Bueno, debía superarlo. Hacer recordar a Jock aquel horror por el que se le había hecho pasar iba a requerir dureza y cierto grado de crueldad. A ella le iba a hacer daño, aunque ni punto de comparación con el que le iba a hacer a Jock.
Pero había que hacerlo. Había demasiado en juego para que no lo intentara.
Reilly espero dos horas después de abrir la caja que Norton le había llevado para llamar a Grozak.
– ¿Cómo te va, Grozak? ¿Algún avance?
– Sí -respondió cansinamente Grozak-. ¿Por qué lo preguntas?
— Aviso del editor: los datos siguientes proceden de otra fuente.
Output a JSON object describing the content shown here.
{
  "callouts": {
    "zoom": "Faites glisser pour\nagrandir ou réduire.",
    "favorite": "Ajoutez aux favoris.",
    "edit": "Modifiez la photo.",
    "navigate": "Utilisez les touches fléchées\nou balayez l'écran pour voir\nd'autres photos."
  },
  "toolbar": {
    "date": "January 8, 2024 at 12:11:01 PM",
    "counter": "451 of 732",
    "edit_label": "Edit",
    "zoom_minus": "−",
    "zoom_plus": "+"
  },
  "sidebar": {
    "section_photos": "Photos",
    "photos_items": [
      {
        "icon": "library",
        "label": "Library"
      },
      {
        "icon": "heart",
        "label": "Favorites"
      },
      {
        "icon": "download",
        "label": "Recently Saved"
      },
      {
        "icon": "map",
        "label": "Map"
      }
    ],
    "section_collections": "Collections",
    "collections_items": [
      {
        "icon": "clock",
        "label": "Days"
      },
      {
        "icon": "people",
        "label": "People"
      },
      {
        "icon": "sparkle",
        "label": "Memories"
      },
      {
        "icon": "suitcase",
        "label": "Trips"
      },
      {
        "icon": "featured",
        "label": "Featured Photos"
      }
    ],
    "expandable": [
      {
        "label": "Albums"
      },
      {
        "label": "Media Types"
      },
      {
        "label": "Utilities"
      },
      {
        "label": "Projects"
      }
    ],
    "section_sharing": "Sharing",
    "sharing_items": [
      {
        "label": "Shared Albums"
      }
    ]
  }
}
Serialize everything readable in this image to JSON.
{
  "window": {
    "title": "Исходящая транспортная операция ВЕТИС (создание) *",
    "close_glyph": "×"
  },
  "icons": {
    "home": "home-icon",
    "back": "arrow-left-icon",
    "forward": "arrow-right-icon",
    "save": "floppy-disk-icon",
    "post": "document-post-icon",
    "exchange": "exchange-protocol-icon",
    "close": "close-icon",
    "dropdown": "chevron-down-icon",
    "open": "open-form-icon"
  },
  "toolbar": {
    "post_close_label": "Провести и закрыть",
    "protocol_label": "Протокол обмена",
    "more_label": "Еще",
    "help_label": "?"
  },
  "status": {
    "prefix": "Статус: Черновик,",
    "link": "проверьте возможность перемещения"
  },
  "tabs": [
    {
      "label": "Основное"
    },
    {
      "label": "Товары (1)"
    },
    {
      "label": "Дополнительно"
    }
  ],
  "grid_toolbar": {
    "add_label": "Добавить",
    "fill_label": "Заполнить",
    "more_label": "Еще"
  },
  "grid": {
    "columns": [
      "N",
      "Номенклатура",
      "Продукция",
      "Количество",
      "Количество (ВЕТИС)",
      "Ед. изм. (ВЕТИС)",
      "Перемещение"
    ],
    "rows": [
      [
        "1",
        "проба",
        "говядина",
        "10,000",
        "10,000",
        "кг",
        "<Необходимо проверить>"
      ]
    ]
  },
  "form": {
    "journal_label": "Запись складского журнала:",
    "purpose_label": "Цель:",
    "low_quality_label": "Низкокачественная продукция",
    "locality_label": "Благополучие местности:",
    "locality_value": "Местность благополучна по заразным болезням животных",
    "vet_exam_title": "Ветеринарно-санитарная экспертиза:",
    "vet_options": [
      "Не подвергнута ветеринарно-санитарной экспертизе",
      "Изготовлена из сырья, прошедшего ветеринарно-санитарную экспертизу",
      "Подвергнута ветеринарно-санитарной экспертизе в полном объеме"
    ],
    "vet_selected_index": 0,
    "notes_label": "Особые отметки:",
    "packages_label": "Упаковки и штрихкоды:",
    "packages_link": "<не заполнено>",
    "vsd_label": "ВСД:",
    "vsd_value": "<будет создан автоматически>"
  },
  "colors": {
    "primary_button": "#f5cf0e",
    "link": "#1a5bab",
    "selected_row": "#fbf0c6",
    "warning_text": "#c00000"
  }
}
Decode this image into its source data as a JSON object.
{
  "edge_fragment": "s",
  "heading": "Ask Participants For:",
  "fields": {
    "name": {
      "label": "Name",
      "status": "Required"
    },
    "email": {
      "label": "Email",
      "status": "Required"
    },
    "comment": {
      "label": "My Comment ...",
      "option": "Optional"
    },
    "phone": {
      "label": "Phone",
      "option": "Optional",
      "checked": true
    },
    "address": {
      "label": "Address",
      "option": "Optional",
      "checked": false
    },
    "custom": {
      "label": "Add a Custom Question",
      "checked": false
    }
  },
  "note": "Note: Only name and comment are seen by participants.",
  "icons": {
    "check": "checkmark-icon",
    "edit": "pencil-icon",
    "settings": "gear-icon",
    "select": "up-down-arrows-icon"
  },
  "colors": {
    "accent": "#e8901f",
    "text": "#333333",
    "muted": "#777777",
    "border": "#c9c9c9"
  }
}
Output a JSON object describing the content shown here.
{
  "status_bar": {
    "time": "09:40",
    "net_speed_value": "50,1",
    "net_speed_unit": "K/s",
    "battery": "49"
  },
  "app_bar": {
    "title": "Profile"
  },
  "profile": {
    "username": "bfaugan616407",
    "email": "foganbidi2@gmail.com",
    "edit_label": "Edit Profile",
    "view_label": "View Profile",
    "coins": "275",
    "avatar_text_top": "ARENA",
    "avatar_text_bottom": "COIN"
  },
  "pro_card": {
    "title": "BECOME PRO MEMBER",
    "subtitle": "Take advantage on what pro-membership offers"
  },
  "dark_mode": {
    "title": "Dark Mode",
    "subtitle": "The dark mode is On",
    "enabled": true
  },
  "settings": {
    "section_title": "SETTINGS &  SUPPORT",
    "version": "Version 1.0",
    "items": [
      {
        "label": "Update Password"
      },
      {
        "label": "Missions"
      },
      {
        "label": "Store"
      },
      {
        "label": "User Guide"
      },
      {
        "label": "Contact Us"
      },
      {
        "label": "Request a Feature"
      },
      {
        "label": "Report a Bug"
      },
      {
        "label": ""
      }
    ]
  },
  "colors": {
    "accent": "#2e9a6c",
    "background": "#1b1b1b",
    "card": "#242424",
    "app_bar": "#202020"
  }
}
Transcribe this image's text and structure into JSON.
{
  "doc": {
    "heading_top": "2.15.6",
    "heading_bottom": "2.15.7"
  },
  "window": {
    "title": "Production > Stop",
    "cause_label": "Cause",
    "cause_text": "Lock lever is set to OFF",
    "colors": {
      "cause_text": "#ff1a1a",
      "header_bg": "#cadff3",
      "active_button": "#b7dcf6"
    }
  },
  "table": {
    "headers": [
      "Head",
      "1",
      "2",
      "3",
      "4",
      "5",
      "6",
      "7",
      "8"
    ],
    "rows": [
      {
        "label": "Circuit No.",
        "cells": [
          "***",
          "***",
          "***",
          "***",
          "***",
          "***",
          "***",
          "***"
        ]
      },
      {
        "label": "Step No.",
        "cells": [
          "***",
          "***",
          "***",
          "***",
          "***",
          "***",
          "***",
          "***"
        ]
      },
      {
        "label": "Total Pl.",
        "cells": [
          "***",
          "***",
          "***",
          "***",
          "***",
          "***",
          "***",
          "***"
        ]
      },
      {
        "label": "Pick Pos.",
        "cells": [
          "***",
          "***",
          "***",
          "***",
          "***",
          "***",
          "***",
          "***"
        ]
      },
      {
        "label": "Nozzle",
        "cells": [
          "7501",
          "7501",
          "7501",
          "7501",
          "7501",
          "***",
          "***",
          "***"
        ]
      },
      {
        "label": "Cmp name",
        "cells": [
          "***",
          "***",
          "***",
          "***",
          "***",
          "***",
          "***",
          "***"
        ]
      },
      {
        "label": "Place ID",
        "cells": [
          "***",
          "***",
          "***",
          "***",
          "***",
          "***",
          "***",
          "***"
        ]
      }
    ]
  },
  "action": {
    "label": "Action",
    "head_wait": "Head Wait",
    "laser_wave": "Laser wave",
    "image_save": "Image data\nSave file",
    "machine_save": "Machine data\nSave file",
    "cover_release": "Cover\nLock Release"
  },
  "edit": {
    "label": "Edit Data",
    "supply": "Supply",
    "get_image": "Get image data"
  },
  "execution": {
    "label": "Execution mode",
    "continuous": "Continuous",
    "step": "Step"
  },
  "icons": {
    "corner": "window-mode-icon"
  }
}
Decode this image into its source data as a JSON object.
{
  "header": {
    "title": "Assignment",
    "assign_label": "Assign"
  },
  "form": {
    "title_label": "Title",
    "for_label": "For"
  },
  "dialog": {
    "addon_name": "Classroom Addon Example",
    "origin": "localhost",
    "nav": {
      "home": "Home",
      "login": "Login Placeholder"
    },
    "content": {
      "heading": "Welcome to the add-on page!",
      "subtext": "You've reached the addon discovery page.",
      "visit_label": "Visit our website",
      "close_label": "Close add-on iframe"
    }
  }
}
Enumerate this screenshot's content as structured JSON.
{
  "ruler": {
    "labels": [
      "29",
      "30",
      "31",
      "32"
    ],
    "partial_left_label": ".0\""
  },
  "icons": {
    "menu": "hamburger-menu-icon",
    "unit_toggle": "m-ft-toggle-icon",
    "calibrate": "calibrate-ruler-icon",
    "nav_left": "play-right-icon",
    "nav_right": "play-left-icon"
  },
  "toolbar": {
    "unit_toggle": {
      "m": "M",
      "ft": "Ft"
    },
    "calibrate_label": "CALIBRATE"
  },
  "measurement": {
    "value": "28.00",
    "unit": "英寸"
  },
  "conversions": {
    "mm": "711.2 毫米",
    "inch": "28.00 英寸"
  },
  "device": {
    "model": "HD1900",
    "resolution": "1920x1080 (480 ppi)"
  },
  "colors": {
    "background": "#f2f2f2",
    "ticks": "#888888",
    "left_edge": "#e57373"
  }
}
– Porque estoy aquí sentado, contemplando un viejo libro sobre monedas antiguas que conseguí de un traficante de Hong Kong. Me han llegado ciertas historias sobre una determinada moneda e hice que me consiguieran este libro para averiguar más sobre ella. ¿Sabes que se rumorea que una de las monedas que Judas aceptó por traicionar a Cristo sigue existiendo? ¿Te imaginas el precio que alcanzaría esa moneda hoy día?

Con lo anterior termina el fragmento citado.